"Satış sonrası 7C'de kalmayı tercih eden ve aslen Baltur vatandaşı olan, 7C'deki sınır ticareti organizasyonlarında faal olarak görev alan Garim BİNGA ile Mahala ARONSKY hakkında 2046 yılında yapılan röportajdan alınmıştır."
60 yaşında olan bir insana göre cidden sağlıklı olduğumu düşünüyorum. Hele ki defalarca büyük yıkımlardan geçmiş bir insan olarak yaşıma göre hakikaten çok iyi bir kondisyona sahibim. Arada bir kafam kısa süreliğine uçup gidip o süre içerisinde ne söylediğimi ya da ne yaptığımı hatırlamasam da –ki o da olacak o kadar- hayatımdan genel olarak memnun olduğumu söyleyebilirim.

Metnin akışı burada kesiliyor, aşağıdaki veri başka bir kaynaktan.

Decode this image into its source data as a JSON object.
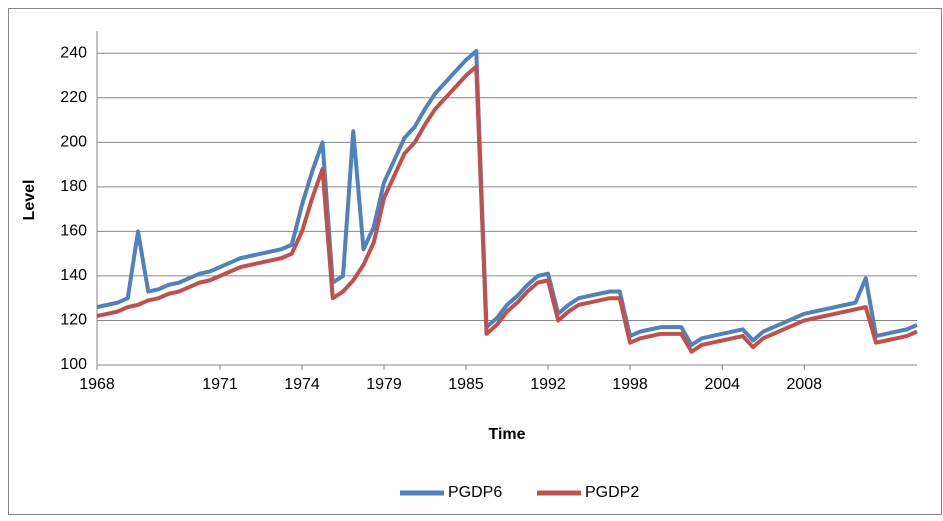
{
  "chart_data": {
    "type": "line",
    "x_label": "Time",
    "y_label": "Level",
    "categories": [
      "1968",
      null,
      null,
      null,
      null,
      null,
      null,
      null,
      null,
      null,
      null,
      null,
      "1971",
      null,
      null,
      null,
      null,
      null,
      null,
      null,
      "1974",
      null,
      null,
      null,
      null,
      null,
      null,
      null,
      "1979",
      null,
      null,
      null,
      null,
      null,
      null,
      null,
      "1985",
      null,
      null,
      null,
      null,
      null,
      null,
      null,
      "1992",
      null,
      null,
      null,
      null,
      null,
      null,
      null,
      "1998",
      null,
      null,
      null,
      null,
      null,
      null,
      null,
      null,
      "2004",
      null,
      null,
      null,
      null,
      null,
      null,
      null,
      "2008",
      null,
      null,
      null,
      null,
      null,
      null,
      null,
      null,
      null,
      null,
      null
    ],
    "series": [
      {
        "name": "PGDP6",
        "color": "#4f81bd",
        "values": [
          126,
          127,
          128,
          130,
          160,
          133,
          134,
          136,
          137,
          139,
          141,
          142,
          144,
          146,
          148,
          149,
          150,
          151,
          152,
          154,
          172,
          187,
          200,
          137,
          140,
          205,
          152,
          162,
          182,
          192,
          202,
          207,
          215,
          222,
          227,
          232,
          237,
          241,
          117,
          121,
          127,
          131,
          136,
          140,
          141,
          123,
          127,
          130,
          131,
          132,
          133,
          133,
          113,
          115,
          116,
          117,
          117,
          117,
          109,
          112,
          113,
          114,
          115,
          116,
          111,
          115,
          117,
          119,
          121,
          123,
          124,
          125,
          126,
          127,
          128,
          139,
          113,
          114,
          115,
          116,
          118
        ]
      },
      {
        "name": "PGDP2",
        "color": "#c0504d",
        "values": [
          122,
          123,
          124,
          126,
          127,
          129,
          130,
          132,
          133,
          135,
          137,
          138,
          140,
          142,
          144,
          145,
          146,
          147,
          148,
          150,
          160,
          175,
          188,
          130,
          133,
          138,
          145,
          155,
          175,
          185,
          195,
          200,
          208,
          215,
          220,
          225,
          230,
          234,
          114,
          118,
          124,
          128,
          133,
          137,
          138,
          120,
          124,
          127,
          128,
          129,
          130,
          130,
          110,
          112,
          113,
          114,
          114,
          114,
          106,
          109,
          110,
          111,
          112,
          113,
          108,
          112,
          114,
          116,
          118,
          120,
          121,
          122,
          123,
          124,
          125,
          126,
          110,
          111,
          112,
          113,
          115
        ]
      }
    ],
    "ylim": [
      100,
      250
    ],
    "yticks": [
      100,
      120,
      140,
      160,
      180,
      200,
      220,
      240
    ],
    "grid": true,
    "legend": "bottom"
  }
}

Ben Brost dışında çok fazla yer bilmem. Bu şehirde doğdum, bu şehirde yaşadım, çocuklarımı da burada büyüttüm. Eşimi burada kaybettim. Büyük ihtimalle de bu şehirde öleceğim. Hani Brost dediğimiz şehir hem Egonya için hem de Baltur için büyük bir anlam ifade etse de coğrafik yapısından dolayı siyasi değişiklikler ve büyük krizlerden çok da fazla etkilendiğini de sanmıyorum.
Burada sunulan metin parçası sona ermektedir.